Peradilan terhadap orang yang tidak ada di tempat (in absentia), yakni orang tersebut tidak ada di negeri setempat, sekalipun dia berada di luar wilayah wewenang kadi, atau tidak ada di majelis, karena orang yang dimaksud bersembunyi atau kebal hukum, merupakan hal yang diperbolehkan dalam masalah yang bukan menyangkut hak Allah swt.
Jika si pendakwa (penggugat) mempunyai hujah, sedangkan orang yang didakwanya tidak ada di tempat, menurut pengakuan si pendakwa tidak mengakui haknya, bahka mengingkarinya, padahal si terdakwa diharuskan mengembalikannya dalam saat itu (yakni sudah jatuh tempo pengembaliannya), maka si pendakwa berhak mengajukan tuntutannya.
Jika si pendakwa mengatakan bahwa si terdakwa yang tidak ada di tempat mengakuinya dan ia dapat mengemukakan hujah, dengan maksud memperjelas duduk perkaranya, karena khawatir si terdakwa mengingkari, atau untuk menggerakkan kadi agar menulis surat kepada kadi yang berada di tempat si terdakwa, maka hujahnya itu tidak dapat diterima karena keterangannya bertentangan dengan pengakuan yang didengarnya.

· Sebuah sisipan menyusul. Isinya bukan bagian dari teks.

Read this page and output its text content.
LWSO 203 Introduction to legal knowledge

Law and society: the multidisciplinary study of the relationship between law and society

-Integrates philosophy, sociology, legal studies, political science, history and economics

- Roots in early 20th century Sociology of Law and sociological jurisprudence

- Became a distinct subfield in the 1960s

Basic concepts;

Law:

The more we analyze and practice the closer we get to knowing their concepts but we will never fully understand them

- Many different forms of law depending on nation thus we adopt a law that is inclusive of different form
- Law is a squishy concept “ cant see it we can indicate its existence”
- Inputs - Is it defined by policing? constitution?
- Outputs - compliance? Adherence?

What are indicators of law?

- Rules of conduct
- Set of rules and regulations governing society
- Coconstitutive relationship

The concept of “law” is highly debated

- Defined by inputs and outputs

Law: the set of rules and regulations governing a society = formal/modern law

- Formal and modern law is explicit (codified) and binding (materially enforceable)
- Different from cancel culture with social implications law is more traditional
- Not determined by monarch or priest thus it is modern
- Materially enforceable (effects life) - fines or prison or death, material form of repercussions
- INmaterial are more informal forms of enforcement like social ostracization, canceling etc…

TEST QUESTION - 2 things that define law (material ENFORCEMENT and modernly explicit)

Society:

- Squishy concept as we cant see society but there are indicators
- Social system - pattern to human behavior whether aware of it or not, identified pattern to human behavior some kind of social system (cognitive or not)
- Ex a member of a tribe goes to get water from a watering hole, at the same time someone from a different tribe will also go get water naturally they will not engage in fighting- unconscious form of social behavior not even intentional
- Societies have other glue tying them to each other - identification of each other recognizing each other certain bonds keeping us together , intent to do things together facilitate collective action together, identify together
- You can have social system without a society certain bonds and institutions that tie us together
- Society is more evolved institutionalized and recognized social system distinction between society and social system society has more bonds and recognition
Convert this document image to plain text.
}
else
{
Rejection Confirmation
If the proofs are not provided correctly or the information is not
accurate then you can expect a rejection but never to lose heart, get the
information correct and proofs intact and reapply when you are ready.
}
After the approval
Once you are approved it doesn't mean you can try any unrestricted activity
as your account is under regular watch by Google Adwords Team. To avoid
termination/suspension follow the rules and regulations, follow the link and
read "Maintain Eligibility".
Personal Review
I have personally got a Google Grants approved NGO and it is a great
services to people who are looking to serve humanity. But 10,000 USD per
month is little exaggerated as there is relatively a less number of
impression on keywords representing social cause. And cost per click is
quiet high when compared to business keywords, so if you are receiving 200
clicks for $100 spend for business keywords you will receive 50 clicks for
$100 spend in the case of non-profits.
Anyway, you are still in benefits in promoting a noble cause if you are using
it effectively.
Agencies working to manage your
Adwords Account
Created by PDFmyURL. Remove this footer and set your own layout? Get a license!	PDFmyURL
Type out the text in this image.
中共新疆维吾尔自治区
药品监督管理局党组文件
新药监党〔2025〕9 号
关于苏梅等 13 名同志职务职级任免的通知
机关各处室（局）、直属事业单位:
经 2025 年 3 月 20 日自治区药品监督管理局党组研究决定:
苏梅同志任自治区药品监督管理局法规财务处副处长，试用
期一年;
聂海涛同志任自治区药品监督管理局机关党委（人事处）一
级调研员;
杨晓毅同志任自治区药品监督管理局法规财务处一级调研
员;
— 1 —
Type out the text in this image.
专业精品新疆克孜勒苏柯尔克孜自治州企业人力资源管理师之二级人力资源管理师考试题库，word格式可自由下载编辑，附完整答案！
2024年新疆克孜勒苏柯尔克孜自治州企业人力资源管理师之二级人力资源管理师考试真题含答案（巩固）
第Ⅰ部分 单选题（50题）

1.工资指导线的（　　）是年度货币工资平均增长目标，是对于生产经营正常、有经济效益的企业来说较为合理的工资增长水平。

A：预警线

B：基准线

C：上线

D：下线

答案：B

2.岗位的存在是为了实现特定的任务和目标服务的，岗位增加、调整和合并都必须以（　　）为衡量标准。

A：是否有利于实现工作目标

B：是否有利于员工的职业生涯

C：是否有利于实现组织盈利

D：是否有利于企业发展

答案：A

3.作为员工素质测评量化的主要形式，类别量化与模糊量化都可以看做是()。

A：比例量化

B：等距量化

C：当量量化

Dikatakan demikian karena tidak ada artinya suatu hujah bila dibarengi dengan pengakuan.
Memang dibenarkan seandainya orng yang tidak ada di tempat memiliki harta yang ada di tempat, sedangkan bukti memperkuat utang yang ditanggungnya, tetapi bukan bermaksud agar kadi berkirim surat kepada hakim negeri tempat si terdakwa, melainkan agar si terdakwa mau melunasi utangnya dari harta yang ada di tempat itu, maka hujahnya dapat didengar, sekalipun dia mengatakan bahwa si terdakwa mengakuinya. Hujahnya didengar pula jika ia memutlakkan keterangannya (tanpa menyebut si terdakwa mengakui atau tidak).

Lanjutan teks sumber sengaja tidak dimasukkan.